Now select an output directory name for the basis function information to get saved into (e.g. /Users/karl/my_basis_set.flobs) and press **Go**. Now the full number of samples will be generated and all necessary data (primarily the basis functions and their means and covariances when re-projected back onto the samples) will get saved for use in FEAT or in filmbabe.

If you are using the basis set inside FEAT, just select the **optimal/custom** HRF convolution option in the FEAT model setup GUI (for **ALL** relevant EVs!) and use the adjacent file browser button to change the default FLOBS directory to the one you have just created (again, you must do this for **ALL** relevant EVs).

## Group Level Analysis with Basis Functions

There are two main options open to you:

(1) The typically taken approach is to only pass up to the group level the canonical HRF regression parameter estimates. This makes for a simple group analysis (with some variable sensitivity), and the benefits of including the basis function at the first level are still felt in terms of accounting for HRF variability, without which: - there would be increased error in the first level GLM fit - the explanatory power of certain first level original EVs may be overstated

(2) Calculate a size summary statistic from the single session analyses (e.g., the amplitude at the peak of the HRF response - note that this is more interpretable than quantities like the zfstats, or the root mean square of the HRF basis function regression parameter estimates), and pass that up to the group level. However, the population distribution of such summary statistics will be non-Gaussian, and so non-parametric randomisation will be needed at the group level. Note that currently the amplitude at the peak of the HRF response is not provided by FEAT... so you would need to calculate that yourself. This should be included in a future release.

There is a bit of extra detail needed to make option 2) work. This is because for main effects such size summary statistics will not be symmetrically distributed around zero under the null. This does not happen with differential (e.g. 1 -1) contrasts, as long as the contrasts are computed on the size summary statistics. For main effects, a way to overcome the problem would be to find the direction of the response for an original EV (e.g. by looking at the sign of the regression parameter for the main canonical HRF basis function regressor), and then to apply this sign to the size summary statistic.
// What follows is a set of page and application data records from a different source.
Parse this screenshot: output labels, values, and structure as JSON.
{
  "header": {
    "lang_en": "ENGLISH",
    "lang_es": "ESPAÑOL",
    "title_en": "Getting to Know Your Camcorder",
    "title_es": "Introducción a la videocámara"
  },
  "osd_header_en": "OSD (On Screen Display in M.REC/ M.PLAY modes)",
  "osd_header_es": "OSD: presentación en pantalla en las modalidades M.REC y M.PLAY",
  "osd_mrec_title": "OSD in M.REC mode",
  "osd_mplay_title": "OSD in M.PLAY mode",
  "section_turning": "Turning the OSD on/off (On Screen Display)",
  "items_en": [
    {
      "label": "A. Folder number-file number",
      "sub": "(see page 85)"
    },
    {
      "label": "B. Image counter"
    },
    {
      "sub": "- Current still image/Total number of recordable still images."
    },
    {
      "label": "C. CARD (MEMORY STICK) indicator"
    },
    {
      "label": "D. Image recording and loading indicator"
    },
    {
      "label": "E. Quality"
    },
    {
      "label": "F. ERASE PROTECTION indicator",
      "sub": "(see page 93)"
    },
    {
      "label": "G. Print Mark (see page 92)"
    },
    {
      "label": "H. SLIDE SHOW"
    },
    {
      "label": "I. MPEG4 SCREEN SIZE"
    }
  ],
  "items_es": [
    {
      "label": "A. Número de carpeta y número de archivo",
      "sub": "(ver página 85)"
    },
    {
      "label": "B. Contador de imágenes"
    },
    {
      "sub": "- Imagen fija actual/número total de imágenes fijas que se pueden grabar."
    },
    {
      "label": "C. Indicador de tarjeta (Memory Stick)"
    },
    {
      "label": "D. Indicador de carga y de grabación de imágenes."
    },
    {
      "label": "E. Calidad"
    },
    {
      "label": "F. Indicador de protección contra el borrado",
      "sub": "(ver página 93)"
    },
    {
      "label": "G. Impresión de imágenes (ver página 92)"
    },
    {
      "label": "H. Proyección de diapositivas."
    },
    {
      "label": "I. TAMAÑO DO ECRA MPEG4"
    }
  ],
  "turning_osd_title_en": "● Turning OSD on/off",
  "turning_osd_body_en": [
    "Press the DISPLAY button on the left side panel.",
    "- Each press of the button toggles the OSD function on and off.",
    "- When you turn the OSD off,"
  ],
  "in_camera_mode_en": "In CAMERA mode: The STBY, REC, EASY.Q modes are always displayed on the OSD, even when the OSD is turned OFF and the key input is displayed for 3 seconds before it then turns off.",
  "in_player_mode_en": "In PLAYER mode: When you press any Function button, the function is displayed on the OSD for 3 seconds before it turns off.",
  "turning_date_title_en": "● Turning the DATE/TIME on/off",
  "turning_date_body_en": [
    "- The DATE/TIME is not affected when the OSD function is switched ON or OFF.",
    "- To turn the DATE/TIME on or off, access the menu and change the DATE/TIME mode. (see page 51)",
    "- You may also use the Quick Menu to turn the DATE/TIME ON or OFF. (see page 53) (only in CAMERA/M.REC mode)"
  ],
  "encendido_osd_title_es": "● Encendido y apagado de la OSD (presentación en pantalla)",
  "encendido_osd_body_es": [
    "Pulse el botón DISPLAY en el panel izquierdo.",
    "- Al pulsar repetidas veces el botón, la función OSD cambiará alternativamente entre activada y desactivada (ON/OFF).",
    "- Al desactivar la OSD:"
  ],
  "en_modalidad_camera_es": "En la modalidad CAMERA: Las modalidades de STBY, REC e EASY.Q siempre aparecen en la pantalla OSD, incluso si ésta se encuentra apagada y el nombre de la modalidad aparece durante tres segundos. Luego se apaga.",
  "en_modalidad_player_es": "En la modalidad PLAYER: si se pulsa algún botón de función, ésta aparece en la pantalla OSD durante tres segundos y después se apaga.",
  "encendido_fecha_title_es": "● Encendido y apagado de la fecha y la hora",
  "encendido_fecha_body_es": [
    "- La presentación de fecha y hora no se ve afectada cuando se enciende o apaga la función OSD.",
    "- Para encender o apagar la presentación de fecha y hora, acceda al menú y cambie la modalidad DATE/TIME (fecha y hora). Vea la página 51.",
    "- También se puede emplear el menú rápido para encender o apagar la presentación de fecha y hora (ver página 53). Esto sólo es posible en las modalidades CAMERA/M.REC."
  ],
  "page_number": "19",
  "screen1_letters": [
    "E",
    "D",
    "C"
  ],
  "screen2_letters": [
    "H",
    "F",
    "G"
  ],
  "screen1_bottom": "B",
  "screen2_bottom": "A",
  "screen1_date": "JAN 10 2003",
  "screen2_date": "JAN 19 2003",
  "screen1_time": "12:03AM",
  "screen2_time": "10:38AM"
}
For more details see the page on alternative statistics for basis functions.

## filmbabe

If you want to try the filmbabe program (don't forget it's a beta release which hasn't been heavily tested yet!) then you should do the following:

- Read the paper or techrep linked to above.
Create your optimal basis set using

**Make_flobs**.- Run FEAT as normal, using this new basis set.
Use

**filmbabescript**as an easy way to run filmbabe, carry out inference (thresholding) and generate a web-page report. The usage is:

`filmbabescript <feat_directory> <flobs_directory>`

Note that the stats output from filmbabe does **not** follow a simple understood null-distribution (in the null case) so the standard methods for thresholding (like those currently used in FEAT) are not valid. Therefore filmbabescript makes use of the mm spatial mixture modelling program, which explicitly models both the null and the activation parts of the final stats image, allowing valid inference.